Daddy Please Don'tI was 6 when my father kidnapped me. I was going to meet him for the first time.
This is extremely hard for me to do, but I finally feel like I can let it out. Please be respectful.
I'm not sure if I remember the 1st time it happened because the first memory I have I knew what to be afraid of, what he was going to do. But here it is: the first house we lived in. I heard his footsteps and remember pushing my back against the wall and squeezing my stuffed dog to my chest and tried to make him think I was sleeping. He came into my room to my bed and climbed into my bed next to me and started rubbing arm, my side, my back, my legs up and down. I shivered and that gave me away. He knew I was awake. He kissed my forehead and got under my covers with me. He pulled me away from the wall towards him. He started rubbing me again all over. When he put his hand in my underwear I froze. I didn;t know what to do or even that it was wrong. I just knew I didn't like it and it made me feel bad. But he was my dad, I trusted him.
He unziped his pants and took it out. He told me to touch it but I didn't move. He took my hand and made me. After he spent what seemed like hours molesting me and making me touch him he raped me. I cried and begged him not to, but he put a pillow over my face and did it anyways.

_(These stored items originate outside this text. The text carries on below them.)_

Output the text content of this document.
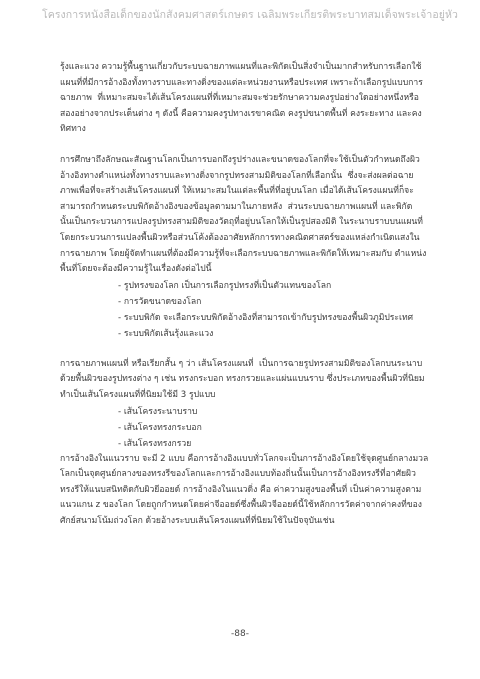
โครงการหนังสือเด็กของนักสังคมศาสตร์เกษตร เฉลิมพระเกียรติพระบาทสมเด็จพระเจ้าอยู่หัว

รุ้งและแวง ความรู้พื้นฐานเกี่ยวกับระบบฉายภาพแผนที่และพิกัดเป็นสิ่งจำเป็นมากสำหรับการเลือกใช้
แผนที่ที่มีการอ้างอิงทั้งทางราบและทางดิ่งของแต่ละหน่วยงานหรือประเทศ เพราะถ้าเลือกรูปแบบการ
ฉายภาพ  ที่เหมาะสมจะได้เส้นโครงแผนที่ที่เหมาะสมจะช่วยรักษาความคงรูปอย่างใดอย่างหนึ่งหรือ
สองอย่างจากประเด็นต่าง ๆ ดังนี้ คือความคงรูปทางเรขาคณิต คงรูปขนาดพื้นที่ คงระยะทาง และคง
ทิศทาง

การศึกษาถึงลักษณะสัณฐานโลกเป็นการบอกถึงรูปร่างและขนาดของโลกที่จะใช้เป็นตัวกำหนดถึงผิว
อ้างอิงทางตำแหน่งทั้งทางราบและทางดิ่งจากรูปทรงสามมิติของโลกที่เลือกนั้น  ซึ่งจะส่งผลต่อฉาย
ภาพเพื่อที่จะสร้างเส้นโครงแผนที่ ให้เหมาะสมในแต่ละพื้นที่ที่อยู่บนโลก เมื่อได้เส้นโครงแผนที่ก็จะ
สามารถกำหนดระบบพิกัดอ้างอิงของข้อมูลตามมาในภายหลัง  ส่วนระบบฉายภาพแผนที่ และพิกัด
นั้นเป็นกระบวนการแปลงรูปทรงสามมิติของวัตถุที่อยู่บนโลกให้เป็นรูปสองมิติ ในระนาบราบบนแผนที่
โดยกระบวนการแปลงพื้นผิวหรือส่วนโค้งต้องอาศัยหลักการทางคณิตศาสตร์ของแหล่งกำเนิดแสงใน
การฉายภาพ โดยผู้จัดทำแผนที่ต้องมีความรู้ที่จะเลือกระบบฉายภาพและพิกัดให้เหมาะสมกับ ตำแหน่ง
พื้นที่โดยจะต้องมีความรู้ในเรื่องดังต่อไปนี้

- รูปทรงของโลก เป็นการเลือกรูปทรงที่เป็นตัวแทนของโลก
- การวัดขนาดของโลก
- ระบบพิกัด จะเลือกระบบพิกัดอ้างอิงที่สามารถเข้ากับรูปทรงของพื้นผิวภูมิประเทศ
- ระบบพิกัดเส้นรุ้งและแวง

การฉายภาพแผนที่ หรือเรียกสั้น ๆ ว่า เส้นโครงแผนที่  เป็นการฉายรูปทรงสามมิติของโลกบนระนาบ
ด้วยพื้นผิวของรูปทรงต่าง ๆ เช่น ทรงกระบอก ทรงกรวยและแผ่นแบนราบ ซึ่งประเภทของพื้นผิวที่นิยม
ทำเป็นเส้นโครงแผนที่ที่นิยมใช้มี 3 รูปแบบ

- เส้นโครงระนาบราบ
- เส้นโครงทรงกระบอก
- เส้นโครงทรงกรวย

การอ้างอิงในแนวราบ จะมี 2 แบบ คือการอ้างอิงแบบทั่วโลกจะเป็นการอ้างอิงโดยใช้จุดศูนย์กลางมวล
โลกเป็นจุดศูนย์กลางของทรงรีของโลกและการอ้างอิงแบบท้องถิ่นนั้นเป็นการอ้างอิงทรงรีที่อาศัยผิว
ทรงรีให้แนบสนิทติดกับผิวยีออยด์ การอ้างอิงในแนวดิ่ง คือ ค่าความสูงของพื้นที่ เป็นค่าความสูงตาม
แนวแกน z ของโลก โดยถูกกำหนดโดยค่าจีออยด์ซึ่งพื้นผิวจีออยด์นี้ใช้หลักการวัดค่าจากค่าคงที่ของ
ศักย์สนามโน้มถ่วงโลก ด้วยอ้างระบบเส้นโครงแผนที่ที่นิยมใช้ในปัจจุบันเช่น

-88-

I was with him for almost 3 years. He raped me every night, sometimes even during the day. My aunt found us in our last house and gained his trust, she eventually got him to let me stay the night at her house, and called the cops. She knew what he was doing because he had done it to her growing up and a lot of other people.
He got out of prison this year on June 30th. I still struggle everyday. I'm 18 now. This is the most I have ever told anyone about it. I hope to get another chance one day to let more out. It hurts and is very hard, but it feels a little better not to have to hold it all in.